Brunetti asintió. Sí, lo recordaba y era lo bastante inteligente como para sentirse gozoso por haber vivido aquella experiencia. El otro debió leerlo en el rostro de Brunetti, pues continuó:
– Sé que suena raro, pero ella tenía una capacidad que me recordaba eso. Me escuchaba. Se limitaba a sentarse ahí y a sonreírme, y en ocasiones me cogía la mano y yo le contaba cosas que no le había contado a nadie desde que murió mi mujer. -Desapareció bajo sus ojos cerrados, y cuando regresó dijo-: Y me temo que también le conté algunas cosas que mi mujer nunca supo.
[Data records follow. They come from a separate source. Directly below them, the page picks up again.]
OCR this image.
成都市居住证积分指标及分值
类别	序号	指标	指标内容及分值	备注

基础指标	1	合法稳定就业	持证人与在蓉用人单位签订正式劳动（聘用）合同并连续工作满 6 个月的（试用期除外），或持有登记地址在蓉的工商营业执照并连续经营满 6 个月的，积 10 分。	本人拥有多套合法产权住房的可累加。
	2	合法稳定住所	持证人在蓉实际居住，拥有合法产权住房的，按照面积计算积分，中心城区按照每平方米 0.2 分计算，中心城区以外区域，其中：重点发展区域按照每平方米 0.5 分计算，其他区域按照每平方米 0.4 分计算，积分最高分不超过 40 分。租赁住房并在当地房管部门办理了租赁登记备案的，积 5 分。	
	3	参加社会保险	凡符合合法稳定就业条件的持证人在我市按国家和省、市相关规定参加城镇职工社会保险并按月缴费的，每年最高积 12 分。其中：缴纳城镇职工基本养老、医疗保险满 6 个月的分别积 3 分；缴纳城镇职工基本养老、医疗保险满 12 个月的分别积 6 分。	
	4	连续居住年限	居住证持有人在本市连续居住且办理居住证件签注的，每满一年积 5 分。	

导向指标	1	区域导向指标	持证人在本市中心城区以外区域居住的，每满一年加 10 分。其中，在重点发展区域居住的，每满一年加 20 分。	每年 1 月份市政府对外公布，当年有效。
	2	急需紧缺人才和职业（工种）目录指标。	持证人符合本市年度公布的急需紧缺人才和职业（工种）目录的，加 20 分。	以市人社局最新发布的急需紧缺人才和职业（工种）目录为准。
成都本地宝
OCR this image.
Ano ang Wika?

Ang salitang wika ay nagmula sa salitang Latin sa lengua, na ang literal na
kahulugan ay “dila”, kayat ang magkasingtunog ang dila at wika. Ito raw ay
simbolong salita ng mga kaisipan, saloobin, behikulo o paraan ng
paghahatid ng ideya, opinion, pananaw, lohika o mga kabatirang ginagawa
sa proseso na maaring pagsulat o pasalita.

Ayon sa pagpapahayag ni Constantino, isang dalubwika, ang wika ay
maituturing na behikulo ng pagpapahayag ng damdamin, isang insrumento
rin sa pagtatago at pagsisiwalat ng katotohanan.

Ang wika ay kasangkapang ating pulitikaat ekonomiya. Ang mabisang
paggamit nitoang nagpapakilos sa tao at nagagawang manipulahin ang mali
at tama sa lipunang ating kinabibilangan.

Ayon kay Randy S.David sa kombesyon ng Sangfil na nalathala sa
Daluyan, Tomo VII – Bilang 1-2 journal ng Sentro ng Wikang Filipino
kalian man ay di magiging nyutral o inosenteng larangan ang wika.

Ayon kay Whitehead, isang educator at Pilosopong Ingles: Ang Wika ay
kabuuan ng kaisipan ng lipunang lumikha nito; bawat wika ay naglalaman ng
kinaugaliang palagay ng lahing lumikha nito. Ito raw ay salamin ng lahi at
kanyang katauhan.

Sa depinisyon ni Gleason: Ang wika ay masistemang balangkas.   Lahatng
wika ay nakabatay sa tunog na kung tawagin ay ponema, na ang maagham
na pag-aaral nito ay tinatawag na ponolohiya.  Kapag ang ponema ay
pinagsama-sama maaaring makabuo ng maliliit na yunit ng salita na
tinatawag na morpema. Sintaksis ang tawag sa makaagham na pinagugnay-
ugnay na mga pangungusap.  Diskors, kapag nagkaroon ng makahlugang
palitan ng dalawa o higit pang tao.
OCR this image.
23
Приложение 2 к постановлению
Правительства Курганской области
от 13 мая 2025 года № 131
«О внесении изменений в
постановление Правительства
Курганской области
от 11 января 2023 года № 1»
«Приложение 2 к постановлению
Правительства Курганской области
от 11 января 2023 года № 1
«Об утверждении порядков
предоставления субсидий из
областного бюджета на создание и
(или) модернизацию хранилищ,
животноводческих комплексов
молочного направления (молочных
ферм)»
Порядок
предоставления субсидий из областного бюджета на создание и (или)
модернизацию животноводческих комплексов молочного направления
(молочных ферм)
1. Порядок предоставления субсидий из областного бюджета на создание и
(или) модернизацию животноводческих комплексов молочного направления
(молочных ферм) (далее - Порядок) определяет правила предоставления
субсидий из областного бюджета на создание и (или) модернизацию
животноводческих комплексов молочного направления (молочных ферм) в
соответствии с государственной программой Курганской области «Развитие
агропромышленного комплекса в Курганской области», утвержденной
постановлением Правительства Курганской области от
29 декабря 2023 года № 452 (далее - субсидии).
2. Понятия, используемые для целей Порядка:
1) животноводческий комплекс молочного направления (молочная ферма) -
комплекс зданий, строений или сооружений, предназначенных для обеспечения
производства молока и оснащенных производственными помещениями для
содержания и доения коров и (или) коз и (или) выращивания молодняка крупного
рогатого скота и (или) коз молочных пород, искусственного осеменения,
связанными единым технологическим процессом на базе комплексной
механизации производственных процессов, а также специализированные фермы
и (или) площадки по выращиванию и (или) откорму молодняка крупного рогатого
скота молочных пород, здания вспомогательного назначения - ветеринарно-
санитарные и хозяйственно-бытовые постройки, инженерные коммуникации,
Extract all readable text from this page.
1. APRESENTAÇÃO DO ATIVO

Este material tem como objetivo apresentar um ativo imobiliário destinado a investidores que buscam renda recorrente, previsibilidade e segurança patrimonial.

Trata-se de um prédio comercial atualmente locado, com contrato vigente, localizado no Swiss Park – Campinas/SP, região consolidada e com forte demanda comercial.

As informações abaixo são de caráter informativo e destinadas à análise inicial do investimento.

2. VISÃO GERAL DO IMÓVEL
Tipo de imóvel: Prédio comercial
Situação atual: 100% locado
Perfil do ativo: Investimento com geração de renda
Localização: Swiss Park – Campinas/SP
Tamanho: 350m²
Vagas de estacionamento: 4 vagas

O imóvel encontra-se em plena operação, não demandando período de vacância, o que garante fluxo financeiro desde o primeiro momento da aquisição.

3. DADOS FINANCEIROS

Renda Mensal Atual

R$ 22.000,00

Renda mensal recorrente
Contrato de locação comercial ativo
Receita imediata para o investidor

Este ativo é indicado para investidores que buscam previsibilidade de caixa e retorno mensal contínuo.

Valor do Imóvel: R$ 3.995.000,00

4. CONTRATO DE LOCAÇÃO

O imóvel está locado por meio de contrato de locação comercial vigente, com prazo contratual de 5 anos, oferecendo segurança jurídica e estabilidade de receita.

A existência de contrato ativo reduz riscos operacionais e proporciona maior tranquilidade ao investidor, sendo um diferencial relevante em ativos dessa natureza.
Después de eso me apretaba la mano y yo me sentía aliviado por haber sido capaz, por fin, de decírselo a alguien. -El doctor trató de levantar una mano para hacer alguna clase de gesto, pero sólo consiguió levantarla de la cama unos pocos centímetros, antes de que volviera a caer-. No preguntaba, nunca pareció curiosa en ningún sentido insano; quizá era la serenidad que había en ella lo que me impulsó a contarle cosas. Y nunca juzgó, nunca mostró sorpresa ni desaprobación. Todo cuanto hacía era sentarse ahí y escuchar.
Brunetti quiso preguntarle qué le había dicho, pero no pudo. Se dijo que era por respeto a la situación del doctor, pero sabía que alguna clase de tabú religioso le impedía atreverse a romper el sello de aquel confesionario, al menos en presencia de uno de los que allí habían hablado. En lugar de eso, preguntó:
– ¿Cree usted que escuchaba a todos de la misma forma?
Algo que pudo haber sido una sonrisa destelló en el rostro del doctor, pero su boca era demasiado delgada para que se reflejara en sus labios.
– ¿Quiere decir si creo que todo el mundo hablaba con ella?
– Sí.
– No lo sé. Dependería de la persona. Pero, como usted sabe, a los viejos les gusta hablar, y lo que más les gusta es hablar de sí mismos. De nosotros mismos. La he visto con ellos, y creo que la mayoría le hablaría con libertad. Y si pensaban que realmente ella podría perdonarlos, entonces…
Su voz se apagó. Brunetti no pudo resistir por más tiempo su curiosidad.
– ¿Y a usted?
Pugnó por mover la cabeza, pero cuando no lo consiguió, dijo:
– No.
– ¿Por qué?
– Porque, al igual que usted, signore -dijo el doctor, y esta vez la sonrisa sí alcanzó sus labios-, no creo en la absolución.